4月下旬からスタートした3月決算企業の本決算発表も5月中旬に終了しましたが、日本経済新聞の集計によると前期は自動車や機械などの製造業の苦戦が目立ち純利益が小幅ながら3期ぶりの減益となってしまいました。しかし、こうしたなかでも健闘し前期に過去最高益を更新した銘柄もあります。

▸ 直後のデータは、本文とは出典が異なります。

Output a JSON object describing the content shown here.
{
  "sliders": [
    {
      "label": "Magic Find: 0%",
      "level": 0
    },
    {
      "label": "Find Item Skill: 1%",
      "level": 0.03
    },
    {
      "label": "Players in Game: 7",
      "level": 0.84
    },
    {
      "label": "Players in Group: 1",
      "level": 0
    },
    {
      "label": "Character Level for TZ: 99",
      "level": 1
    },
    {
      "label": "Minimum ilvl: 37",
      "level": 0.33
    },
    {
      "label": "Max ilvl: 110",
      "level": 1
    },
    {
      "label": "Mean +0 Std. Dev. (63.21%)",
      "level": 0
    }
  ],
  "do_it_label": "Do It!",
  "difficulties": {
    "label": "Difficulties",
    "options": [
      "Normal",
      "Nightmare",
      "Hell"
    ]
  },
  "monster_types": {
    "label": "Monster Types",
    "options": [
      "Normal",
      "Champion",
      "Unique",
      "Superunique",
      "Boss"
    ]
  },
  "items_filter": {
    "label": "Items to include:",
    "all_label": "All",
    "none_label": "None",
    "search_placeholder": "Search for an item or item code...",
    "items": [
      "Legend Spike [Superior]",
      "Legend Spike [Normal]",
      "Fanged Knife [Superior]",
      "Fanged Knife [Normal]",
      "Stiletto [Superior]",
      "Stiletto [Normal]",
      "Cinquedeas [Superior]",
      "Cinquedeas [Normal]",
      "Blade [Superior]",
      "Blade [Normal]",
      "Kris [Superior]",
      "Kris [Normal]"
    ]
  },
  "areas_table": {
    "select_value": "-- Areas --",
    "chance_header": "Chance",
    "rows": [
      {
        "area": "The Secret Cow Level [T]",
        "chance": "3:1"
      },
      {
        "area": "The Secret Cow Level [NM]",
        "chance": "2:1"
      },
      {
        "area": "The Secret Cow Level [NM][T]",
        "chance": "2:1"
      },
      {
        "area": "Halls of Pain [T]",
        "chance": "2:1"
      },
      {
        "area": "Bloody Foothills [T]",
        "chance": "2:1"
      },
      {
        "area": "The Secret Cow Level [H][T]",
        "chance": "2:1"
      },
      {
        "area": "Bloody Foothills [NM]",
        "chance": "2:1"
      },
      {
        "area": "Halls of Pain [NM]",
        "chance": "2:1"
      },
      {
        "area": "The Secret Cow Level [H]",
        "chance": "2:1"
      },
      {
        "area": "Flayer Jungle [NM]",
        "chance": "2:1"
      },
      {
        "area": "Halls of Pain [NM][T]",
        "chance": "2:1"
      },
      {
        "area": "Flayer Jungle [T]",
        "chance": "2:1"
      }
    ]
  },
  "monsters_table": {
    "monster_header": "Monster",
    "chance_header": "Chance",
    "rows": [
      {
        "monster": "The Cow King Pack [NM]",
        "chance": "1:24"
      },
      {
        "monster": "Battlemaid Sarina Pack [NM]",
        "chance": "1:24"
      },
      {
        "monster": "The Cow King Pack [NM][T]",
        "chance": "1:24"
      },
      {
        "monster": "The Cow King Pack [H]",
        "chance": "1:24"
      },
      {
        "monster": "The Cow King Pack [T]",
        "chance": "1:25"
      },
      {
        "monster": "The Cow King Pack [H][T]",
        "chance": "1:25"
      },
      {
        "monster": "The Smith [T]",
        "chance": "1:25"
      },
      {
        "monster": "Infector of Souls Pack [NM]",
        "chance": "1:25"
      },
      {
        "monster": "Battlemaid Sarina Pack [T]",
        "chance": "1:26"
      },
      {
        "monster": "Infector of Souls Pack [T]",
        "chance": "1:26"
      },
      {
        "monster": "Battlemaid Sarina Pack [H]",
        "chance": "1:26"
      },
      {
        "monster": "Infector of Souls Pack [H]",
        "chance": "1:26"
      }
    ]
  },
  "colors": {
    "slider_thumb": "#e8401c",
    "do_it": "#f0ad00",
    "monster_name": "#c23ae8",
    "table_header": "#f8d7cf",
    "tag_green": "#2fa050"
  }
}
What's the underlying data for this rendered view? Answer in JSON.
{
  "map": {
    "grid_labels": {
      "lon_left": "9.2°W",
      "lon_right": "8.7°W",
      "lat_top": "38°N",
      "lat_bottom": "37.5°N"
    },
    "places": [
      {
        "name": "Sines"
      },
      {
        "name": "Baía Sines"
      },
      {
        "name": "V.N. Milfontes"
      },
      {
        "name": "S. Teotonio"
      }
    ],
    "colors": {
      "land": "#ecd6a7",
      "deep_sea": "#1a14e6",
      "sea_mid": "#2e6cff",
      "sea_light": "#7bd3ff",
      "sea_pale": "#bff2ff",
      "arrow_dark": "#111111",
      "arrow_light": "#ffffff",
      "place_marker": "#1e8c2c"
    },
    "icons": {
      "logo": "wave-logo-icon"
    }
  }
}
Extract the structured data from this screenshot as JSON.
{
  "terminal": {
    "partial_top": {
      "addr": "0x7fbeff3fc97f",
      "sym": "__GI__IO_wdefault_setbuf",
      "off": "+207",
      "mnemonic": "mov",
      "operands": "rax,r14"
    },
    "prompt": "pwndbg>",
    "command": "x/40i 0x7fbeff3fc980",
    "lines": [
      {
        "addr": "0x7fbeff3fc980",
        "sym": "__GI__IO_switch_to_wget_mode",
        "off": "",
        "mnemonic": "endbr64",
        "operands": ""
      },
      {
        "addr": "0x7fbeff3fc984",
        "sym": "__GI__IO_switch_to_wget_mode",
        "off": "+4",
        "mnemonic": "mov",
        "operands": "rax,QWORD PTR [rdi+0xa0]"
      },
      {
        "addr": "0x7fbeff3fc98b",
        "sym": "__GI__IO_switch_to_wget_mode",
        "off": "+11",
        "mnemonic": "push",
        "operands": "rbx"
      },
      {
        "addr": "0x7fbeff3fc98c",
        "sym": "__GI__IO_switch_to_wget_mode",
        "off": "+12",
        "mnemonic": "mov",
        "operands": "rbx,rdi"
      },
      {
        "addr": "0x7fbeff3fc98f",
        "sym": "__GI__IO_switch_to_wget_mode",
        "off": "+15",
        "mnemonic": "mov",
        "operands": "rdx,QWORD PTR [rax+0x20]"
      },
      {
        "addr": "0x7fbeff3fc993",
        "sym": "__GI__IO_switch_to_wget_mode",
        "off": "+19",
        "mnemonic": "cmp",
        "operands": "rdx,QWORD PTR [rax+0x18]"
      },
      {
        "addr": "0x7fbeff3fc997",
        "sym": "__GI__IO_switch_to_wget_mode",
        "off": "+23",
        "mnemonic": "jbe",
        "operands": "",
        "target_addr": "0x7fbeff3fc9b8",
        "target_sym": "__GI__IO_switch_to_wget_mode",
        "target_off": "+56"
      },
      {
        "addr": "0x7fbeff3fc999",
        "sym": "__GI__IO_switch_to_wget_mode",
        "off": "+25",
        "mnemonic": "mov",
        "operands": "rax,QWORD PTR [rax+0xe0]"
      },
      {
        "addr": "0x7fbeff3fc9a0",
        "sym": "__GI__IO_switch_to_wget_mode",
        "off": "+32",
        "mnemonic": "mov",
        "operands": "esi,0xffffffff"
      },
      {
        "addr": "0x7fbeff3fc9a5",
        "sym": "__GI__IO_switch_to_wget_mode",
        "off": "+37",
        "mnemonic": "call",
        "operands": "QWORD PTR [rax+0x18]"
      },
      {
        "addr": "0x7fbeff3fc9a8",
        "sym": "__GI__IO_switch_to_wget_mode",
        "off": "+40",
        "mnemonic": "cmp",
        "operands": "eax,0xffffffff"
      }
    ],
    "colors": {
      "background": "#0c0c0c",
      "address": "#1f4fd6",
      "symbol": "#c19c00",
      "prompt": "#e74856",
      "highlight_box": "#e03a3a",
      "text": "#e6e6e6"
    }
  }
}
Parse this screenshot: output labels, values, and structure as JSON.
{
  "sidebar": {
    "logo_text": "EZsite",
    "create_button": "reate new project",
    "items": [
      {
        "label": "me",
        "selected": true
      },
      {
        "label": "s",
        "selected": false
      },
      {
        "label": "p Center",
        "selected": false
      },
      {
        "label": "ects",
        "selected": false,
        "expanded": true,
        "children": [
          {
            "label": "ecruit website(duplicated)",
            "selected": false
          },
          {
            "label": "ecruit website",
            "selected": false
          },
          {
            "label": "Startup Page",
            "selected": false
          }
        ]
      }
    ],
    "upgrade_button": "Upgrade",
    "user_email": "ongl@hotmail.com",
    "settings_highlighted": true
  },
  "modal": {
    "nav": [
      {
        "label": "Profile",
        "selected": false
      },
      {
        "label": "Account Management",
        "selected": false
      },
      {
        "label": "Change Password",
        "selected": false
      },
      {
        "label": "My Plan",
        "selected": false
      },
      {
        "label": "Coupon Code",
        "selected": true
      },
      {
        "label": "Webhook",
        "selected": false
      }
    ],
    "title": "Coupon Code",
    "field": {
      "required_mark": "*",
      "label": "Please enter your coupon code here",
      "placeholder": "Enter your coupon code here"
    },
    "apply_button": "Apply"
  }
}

そしてそうした銘柄のなかには前々期に続いて最高益を更新した銘柄もみられます。そこで投資のヒントでは5割以上や3-4割台、2割台、さらに1割台後半の大幅な増益で前々期の最高益を更新した銘柄を取り上げてきましたが、今回は1割台前半の営業増益で前々期の最高益を更新した3月決算銘柄をピックアップしてみました。例えば大林組(1802)やIHI(7013)、東京エレクトロン(8035)などが1割台前半の増益で最高益となっています。
<決算メモ>
●セブン&アイ・ホールディングス(3382)- 国内外コンビニが健闘し営業利益は計画を上回って着地 -
セブン&アイ・ホールディングスが4日に発表した2020年2月期の第1四半期決算は売上高に当たる営業収益が前年同期比0.2%減の1兆5965億円、営業利益が同4.6%増の903億円と減収増益となりました。営業収益は子会社の売却やイトーヨーカ堂の店舗数の減少などにより微減となりましたが、営業利益はスーパーストア事業や百貨店事業、金融事業、専門店事業の減益を国内外のコンビニ事業の増益がカバーしたことで増益となり会社計画を51億円上回りました。
国内コンビニ事業と海外コンビニ事業はともに好調でした。国内コンビニ事業は販管費が広告宣伝費の削減などで14億円の増加に止まるなか、既存店売上高がわずかにプラスを維持したことや店舗数増加での52億円の増益と、粗利益率の改善による6億円余りの増益などで47億円の営業増益となっています。また、海外コンビニも既存店売上高が3.4%増と堅調だったことや粗利益率が改善したこと、さらにガソリン販売の収益が向上したことなどから35億円の増益となりました。
一方でスーパーストア事業と百貨店事業は苦戦しています。スーパーストア事業ではヨークベニマルがロスの削減や価格政策の見直しを進めたことでなど7億円の増益となりましたが、イトーヨーカ堂が20億円の減益となったことなどから19億円余りの減益となりました。また、百貨店事業も7億円近い減益となり3億円以上の営業損失となっています。こうしたなかセブン&アイ・ホールディングスは10月にイトーヨーカ堂とそごう・西武の改革プランを発表する予定です。